David blushes modestly, maidenly.
Mrs. glances at me. “You’re very lucky,” she says.
“David likes to cook,” I say. I am starting to feel panicky. All synapses point to PANICKY in my brain. It is not an optimal reading.
“Isn’t that something,” she says. She slices her chicken without moving her elbows. She is elegant.
“David’s always loved cooking,” I say again, to no one in particular.
Mrs. takes a tiny bite of her chicken, then swallows minutely. “I’ve always said that married couples need to figure out what works for them.”
“Well, it’s working,” I say. “We’re awfully happy.”
She dabs at the corner of her mouth with her napkin, then resumes slicing her chicken. I envy her delicate wrists, her small appetite. What man would not love a woman like this?

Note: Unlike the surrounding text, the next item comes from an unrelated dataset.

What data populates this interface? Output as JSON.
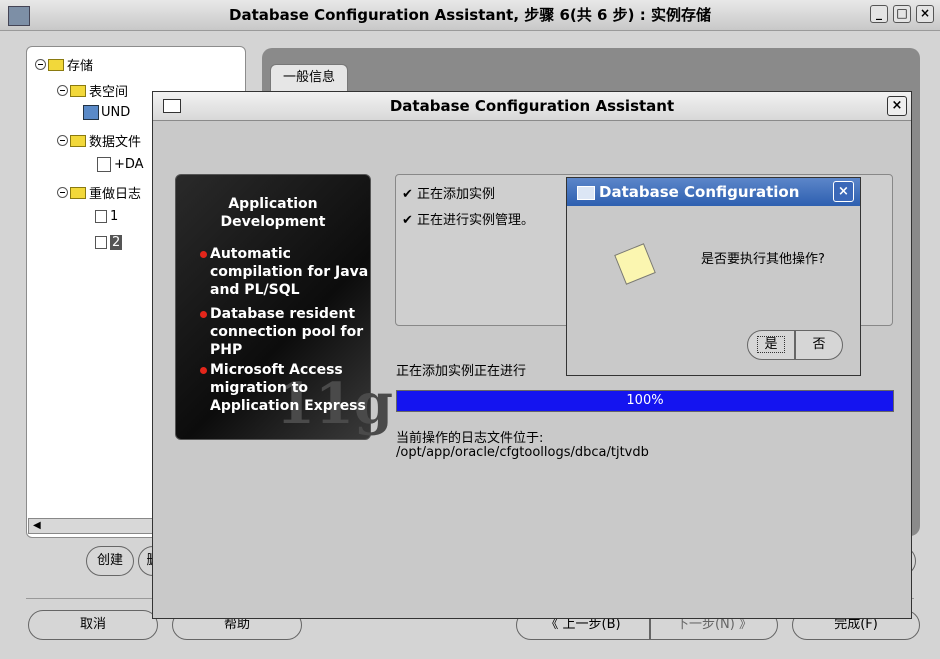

“David’s a great guy. I’m crazy about him,” I say.
A single nod from my Mrs. “He’s a very good man.”
No, I know that already. I know that. I appreciate him, I do, I swear. “He is the best thing that ever happened to me,” I am now saying in a strangled voice. “He is my GIFT. He is my ANCHOR.”
She neatly spears a bit of salad.
“He is my ROCK OF LOVE.”
Oh my God.
Maybe she didn’t hear me.
She heard me.
I try to laugh gaily, but I’m not sure what this should sound like, and I wind up guffawing. “David, tell her. Tell her that you’re happy, and that you like to cook.”
The Rock of Love smiles pleasantly. “I love to cook.”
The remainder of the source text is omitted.